Learning Visually Guided Latent Actions for Assistive Teleoperation
Proceedings of the 3rd Conference on Learning for Dynamics and Control, PMLR 144:1230-1241, 2021.
It is challenging for humans — particularly people living with physical disabilities — to control high-dimensional and dexterous robots. Prior work explores how robots can learn embedding functions that map a human’s low-dimensional inputs (e.g., via a joystick) to complex, high-dimensional robot actions for assistive teleoperation; unfortunately, there are many more high-dimensional actions than available low-dimensional inputs! To extract the correct action and maximally assist their human controller, robots must reason over their current context: for example, pressing a joystick right when interacting with a coffee cup indicates a different action than when interacting with food. In this work, we develop assistive robots that condition their latent embeddings on visual inputs.

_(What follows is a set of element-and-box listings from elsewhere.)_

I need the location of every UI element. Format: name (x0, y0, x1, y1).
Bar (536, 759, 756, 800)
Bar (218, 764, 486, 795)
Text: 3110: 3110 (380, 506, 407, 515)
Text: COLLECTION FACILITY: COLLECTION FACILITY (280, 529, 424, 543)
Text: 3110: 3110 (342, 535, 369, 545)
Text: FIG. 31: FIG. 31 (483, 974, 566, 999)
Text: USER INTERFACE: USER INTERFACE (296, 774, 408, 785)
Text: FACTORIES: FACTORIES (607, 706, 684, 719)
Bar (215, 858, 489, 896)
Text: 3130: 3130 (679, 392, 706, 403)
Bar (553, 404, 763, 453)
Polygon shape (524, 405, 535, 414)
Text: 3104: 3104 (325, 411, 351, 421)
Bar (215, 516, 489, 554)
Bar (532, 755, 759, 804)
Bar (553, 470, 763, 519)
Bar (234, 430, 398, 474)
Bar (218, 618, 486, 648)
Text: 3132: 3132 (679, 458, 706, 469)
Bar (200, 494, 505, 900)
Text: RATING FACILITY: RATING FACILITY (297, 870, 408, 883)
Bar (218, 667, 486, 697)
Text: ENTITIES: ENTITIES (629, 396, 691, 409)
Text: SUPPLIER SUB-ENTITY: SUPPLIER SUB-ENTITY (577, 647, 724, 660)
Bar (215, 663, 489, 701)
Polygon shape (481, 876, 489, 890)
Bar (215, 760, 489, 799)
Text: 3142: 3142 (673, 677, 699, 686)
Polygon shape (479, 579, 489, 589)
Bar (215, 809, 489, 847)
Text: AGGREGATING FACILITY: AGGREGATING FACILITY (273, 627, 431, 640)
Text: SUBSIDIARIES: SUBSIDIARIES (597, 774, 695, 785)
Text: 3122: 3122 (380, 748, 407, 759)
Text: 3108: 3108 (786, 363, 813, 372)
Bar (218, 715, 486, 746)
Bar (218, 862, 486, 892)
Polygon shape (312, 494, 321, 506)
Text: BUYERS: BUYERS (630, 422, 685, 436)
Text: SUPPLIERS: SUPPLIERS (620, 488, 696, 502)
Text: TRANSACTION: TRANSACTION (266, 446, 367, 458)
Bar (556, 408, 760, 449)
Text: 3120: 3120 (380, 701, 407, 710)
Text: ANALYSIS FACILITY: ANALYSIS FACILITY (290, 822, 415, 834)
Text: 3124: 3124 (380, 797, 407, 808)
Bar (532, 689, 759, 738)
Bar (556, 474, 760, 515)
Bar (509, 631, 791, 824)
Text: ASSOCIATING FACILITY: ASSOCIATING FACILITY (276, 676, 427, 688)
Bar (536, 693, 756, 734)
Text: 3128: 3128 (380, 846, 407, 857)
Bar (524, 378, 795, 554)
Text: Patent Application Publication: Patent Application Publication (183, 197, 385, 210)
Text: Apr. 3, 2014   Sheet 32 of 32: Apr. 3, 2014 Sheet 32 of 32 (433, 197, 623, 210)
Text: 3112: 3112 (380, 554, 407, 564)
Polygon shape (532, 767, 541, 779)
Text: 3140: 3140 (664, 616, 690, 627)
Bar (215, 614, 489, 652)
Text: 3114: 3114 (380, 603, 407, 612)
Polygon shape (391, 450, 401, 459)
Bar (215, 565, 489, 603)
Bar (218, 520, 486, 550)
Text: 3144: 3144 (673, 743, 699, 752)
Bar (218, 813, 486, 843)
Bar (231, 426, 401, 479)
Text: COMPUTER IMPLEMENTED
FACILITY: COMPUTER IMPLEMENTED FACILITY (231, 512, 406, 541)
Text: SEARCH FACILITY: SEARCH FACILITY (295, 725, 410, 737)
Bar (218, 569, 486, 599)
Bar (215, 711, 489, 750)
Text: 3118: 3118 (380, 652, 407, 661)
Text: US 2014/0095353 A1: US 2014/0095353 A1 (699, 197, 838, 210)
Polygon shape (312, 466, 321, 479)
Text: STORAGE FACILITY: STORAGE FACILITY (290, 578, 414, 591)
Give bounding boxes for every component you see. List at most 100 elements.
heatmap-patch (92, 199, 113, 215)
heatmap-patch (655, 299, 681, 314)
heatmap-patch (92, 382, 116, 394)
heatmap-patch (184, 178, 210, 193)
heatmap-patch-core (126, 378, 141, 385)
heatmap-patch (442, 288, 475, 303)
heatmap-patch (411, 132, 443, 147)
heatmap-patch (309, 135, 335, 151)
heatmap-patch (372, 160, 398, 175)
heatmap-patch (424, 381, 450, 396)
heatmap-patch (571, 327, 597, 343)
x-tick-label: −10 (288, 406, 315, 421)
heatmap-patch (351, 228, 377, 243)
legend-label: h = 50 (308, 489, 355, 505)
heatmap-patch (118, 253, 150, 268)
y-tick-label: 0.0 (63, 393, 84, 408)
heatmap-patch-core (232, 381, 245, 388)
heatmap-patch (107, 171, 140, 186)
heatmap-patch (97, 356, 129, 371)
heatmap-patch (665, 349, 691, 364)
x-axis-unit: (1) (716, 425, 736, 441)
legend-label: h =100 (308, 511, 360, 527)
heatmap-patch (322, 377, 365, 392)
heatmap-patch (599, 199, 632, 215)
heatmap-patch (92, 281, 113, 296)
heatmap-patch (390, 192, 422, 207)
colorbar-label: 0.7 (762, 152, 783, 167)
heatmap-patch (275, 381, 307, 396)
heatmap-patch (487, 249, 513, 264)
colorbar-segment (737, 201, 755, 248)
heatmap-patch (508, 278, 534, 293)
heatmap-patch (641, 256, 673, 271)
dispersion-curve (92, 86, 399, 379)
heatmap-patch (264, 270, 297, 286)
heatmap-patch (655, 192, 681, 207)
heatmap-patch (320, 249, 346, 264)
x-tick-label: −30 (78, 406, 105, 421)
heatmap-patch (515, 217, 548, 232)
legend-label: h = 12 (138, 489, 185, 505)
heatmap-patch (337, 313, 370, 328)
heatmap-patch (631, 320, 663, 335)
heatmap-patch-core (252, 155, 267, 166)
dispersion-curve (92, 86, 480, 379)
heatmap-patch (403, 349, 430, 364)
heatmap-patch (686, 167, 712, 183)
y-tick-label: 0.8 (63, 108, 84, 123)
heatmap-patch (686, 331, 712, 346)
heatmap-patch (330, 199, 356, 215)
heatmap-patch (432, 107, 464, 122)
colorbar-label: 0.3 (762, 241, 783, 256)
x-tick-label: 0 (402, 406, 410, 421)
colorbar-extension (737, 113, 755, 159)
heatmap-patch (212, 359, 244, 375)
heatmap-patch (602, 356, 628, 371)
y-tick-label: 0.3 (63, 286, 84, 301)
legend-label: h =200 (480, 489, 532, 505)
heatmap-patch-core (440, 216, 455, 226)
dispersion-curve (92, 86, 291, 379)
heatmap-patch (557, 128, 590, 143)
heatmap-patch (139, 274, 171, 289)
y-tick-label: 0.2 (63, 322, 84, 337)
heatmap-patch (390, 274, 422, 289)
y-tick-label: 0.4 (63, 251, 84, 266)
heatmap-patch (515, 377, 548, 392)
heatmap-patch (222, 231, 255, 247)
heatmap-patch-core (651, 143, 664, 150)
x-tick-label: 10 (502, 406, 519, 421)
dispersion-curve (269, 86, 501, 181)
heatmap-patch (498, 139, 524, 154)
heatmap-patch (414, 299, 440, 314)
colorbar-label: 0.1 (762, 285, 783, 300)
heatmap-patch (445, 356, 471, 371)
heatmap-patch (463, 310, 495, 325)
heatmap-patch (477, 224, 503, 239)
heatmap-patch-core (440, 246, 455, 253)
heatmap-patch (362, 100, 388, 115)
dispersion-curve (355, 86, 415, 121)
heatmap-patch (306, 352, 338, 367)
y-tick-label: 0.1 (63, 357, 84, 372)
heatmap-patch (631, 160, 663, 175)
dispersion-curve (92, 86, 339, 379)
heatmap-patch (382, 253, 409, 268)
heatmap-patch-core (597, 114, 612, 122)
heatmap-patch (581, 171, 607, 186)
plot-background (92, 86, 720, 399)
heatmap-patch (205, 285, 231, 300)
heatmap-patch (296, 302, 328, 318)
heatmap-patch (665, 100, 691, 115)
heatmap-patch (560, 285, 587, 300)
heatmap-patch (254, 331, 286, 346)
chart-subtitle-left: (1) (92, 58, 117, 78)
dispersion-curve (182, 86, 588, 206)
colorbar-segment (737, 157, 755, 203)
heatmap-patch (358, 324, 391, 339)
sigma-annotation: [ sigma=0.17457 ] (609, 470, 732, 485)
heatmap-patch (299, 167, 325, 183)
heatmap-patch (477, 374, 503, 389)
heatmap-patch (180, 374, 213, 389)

We explore a spectrum of plausible visual encoders and show that incorporating object detectors pretrained on a small amount of cheap and easy-to-collect structured data enables i) accurately and robustly recognizing the current context and ii) generalizing control embeddings to new objects and tasks. In user studies with a high-dimensional physical robot arm, participants leverage this approach to perform new tasks with unseen objects. Our results indicate that structured visual representations improves few-shot performance and is subjectively preferred by users.